When examining women’s suffrage it is important to understand exactly what the term means. Women’s suffrage refers to the economic and political reform movement that was aimed at extending the right to vote (suffrage) to women. Historical experts tend to trace the movement’s origins to the United States in the 1820’s although it was actually the country of New Zealand that was the first to give women the right to vote. Subsequently several countries extended suffrage in later years. Today women’s suffrage is considered a right (under the Convention on the Elimination of All Forms of Discrimination Against Women), although there are still a few countries, mainly in the Middle East, that continue to deny the right of many women to vote.

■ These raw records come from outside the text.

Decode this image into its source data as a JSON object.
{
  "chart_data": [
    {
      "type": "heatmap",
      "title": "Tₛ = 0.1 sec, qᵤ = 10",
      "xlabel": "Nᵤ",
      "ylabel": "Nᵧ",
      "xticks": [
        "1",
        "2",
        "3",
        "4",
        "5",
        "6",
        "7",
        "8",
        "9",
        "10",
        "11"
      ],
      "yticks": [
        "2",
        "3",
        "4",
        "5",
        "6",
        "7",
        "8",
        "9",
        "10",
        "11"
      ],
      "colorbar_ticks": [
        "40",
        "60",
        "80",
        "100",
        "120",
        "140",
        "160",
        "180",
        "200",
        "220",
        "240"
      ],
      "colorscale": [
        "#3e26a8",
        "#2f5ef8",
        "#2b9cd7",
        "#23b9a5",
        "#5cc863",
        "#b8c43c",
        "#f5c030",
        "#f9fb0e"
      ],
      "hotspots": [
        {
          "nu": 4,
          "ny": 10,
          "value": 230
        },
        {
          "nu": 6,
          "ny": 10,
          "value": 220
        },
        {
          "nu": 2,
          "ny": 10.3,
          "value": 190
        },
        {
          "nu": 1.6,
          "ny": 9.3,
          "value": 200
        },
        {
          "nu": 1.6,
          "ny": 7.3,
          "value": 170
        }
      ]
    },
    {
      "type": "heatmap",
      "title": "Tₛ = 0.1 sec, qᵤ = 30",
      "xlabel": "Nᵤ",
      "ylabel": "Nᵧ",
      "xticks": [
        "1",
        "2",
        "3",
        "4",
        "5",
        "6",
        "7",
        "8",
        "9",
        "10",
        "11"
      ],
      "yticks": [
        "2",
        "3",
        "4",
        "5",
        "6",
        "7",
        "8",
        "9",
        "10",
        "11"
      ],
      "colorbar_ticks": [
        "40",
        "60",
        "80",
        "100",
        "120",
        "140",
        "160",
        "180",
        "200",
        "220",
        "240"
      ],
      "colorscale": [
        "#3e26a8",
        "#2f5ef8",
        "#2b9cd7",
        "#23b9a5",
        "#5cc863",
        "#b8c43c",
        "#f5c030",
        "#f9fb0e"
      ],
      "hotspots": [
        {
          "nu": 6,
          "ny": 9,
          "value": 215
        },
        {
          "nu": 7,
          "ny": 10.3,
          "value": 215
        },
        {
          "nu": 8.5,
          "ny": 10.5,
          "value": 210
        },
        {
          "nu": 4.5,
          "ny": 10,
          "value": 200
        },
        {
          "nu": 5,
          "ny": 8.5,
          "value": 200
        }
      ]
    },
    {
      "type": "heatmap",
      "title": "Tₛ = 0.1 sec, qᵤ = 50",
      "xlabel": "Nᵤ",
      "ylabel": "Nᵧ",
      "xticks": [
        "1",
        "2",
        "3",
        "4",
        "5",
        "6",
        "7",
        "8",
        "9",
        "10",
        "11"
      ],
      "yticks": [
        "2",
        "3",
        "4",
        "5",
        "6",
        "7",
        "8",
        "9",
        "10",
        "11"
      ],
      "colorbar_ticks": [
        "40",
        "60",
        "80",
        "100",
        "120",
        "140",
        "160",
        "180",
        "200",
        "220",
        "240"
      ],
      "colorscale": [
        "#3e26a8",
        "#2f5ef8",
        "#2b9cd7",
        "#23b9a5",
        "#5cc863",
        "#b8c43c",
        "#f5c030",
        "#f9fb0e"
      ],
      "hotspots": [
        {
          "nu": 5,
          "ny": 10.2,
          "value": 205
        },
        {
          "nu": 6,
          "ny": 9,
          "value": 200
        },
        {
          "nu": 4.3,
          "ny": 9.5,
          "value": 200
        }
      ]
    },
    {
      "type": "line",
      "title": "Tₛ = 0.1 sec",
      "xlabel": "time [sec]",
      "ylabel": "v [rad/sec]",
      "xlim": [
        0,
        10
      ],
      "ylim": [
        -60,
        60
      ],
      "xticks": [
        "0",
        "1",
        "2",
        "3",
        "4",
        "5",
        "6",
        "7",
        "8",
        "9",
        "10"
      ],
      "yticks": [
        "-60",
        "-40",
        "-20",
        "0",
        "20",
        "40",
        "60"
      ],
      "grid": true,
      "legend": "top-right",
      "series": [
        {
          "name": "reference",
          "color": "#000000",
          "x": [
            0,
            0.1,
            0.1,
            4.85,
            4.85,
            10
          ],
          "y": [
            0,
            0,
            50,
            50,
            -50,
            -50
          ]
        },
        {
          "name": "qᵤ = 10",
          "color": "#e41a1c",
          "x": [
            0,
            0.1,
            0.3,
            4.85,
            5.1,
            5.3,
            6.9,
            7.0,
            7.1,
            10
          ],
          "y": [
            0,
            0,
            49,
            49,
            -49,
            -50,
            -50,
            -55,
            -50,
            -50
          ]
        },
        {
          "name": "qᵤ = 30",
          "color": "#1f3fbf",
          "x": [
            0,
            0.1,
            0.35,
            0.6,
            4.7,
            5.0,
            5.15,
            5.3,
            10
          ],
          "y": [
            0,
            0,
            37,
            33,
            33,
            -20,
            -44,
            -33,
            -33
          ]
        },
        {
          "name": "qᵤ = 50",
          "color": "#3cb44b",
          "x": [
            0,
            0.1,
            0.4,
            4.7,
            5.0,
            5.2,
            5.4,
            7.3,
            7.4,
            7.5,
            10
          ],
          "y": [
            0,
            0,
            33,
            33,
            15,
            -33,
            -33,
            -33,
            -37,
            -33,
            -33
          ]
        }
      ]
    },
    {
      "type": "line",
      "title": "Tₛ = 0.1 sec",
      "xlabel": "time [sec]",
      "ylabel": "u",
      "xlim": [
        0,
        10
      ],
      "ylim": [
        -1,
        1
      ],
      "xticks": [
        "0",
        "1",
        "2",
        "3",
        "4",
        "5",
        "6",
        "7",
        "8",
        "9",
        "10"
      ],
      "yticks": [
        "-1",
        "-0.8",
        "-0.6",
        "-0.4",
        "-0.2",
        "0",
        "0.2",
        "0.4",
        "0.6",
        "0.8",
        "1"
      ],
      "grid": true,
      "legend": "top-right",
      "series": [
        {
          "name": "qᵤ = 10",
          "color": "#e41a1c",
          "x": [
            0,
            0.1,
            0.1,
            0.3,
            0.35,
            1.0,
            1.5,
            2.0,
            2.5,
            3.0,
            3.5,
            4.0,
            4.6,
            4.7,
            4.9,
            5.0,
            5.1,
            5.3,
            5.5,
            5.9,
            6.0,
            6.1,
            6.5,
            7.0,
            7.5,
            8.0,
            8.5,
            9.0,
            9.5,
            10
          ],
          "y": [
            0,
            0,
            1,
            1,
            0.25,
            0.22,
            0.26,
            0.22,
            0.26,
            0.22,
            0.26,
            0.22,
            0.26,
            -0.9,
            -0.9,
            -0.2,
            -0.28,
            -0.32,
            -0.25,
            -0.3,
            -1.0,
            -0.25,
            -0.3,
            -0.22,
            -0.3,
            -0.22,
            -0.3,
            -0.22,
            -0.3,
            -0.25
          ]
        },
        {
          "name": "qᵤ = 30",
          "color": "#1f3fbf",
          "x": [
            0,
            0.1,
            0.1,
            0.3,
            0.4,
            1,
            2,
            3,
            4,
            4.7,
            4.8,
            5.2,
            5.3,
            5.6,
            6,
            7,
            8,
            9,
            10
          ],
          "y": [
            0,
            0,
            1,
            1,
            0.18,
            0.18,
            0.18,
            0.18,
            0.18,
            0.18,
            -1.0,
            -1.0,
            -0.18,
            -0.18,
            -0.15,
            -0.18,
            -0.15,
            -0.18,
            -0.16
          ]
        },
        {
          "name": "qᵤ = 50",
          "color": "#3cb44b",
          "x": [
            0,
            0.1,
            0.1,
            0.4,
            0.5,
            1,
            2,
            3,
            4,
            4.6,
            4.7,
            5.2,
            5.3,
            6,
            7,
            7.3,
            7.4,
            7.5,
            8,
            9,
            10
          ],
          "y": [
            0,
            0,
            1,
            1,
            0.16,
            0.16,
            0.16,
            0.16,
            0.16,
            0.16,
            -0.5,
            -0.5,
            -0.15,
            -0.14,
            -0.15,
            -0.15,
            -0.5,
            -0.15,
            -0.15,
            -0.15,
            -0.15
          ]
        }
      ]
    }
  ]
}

The ultimate significance of women’s suffrage is that women vote today because of the woman suffrage movement. This was a courageous and persistent political campaign which lasted over 72 years, involved tens of thousands of women and men, and resulted in enfranchising one-half of the citizens of the United States. It is ironic that this movement was inspired by idealism and grounded in sacrifice and is of enormous political and social significance yet it is virtually unacknowledged in the chronicles of American history.
Had the women’s suffrage movement not been so ignored by historians, women like Lucretia Mott, Carrie Chapman Catt and Alice Paul would be as familiar to most Americans as Thomas Jefferson, Theodore Roosevelt or Martin Luther King, Jr. We would know and understand the story of how women were denied the right to vote despite the lofty words of the Constitution, how women were betrayed after the Civil War, defeated and often cheated in election after election, and how they were forced to fight for their rights against entrenched opposition with almost no financial, legal or political power.
If Americans knew the history of the suffrage movement we would understand that democracy for the first 150 years in America included only half of the population. And even more importantly we would realize that this situation changed only after the enormous efforts of a large number of American citizens in what remains one of the most remarkable and successful non-violent efforts to change ingrained social attitudes and institutions in this modern era.
It is important to understand that women truly won the right to vote. They were not given it or granted it. They won it as any political campaign is won or lost. And they won it, again and again by the slimmest of margins, which only underscores the difficulty of their victories. In the successful California referendum of 1911, the margin was only one vote per precinct! On the national level in the House of Representatives, suffrage passed the first time by exactly the number needed with supporters coming in from the hospital and funeral home to cast their ballots. In the Senate suffrage passed by only two votes. The last state to ratify for women’s votes was Tennessee and that passed the legislature in 1920 by only a single vote, at the very last minute, during a recount.
Women were a poor, unarmed and disenfranchised class when they first organized to gain political power back in the middle of the 19th century. This struggle for the ballot was to continue for over 70 years of constant, determined campaigning, yet it did not take a single life, and its achievement has lasted. Without firing a shot, throwing a rock, or issuing a personal threat, women won for themselves the rights that men have launched violent rebellions to achieve. Yet we should not let the non-violent nature of this struggle deceive us; this battle was waged every bit as seriously as any struggle for equality, and we would do well to consider how women were able to do what men have rarely even tried, changing society in a positive and lasting way without violence and death. This may just be the ultimate significance of the women’s suffrage movement.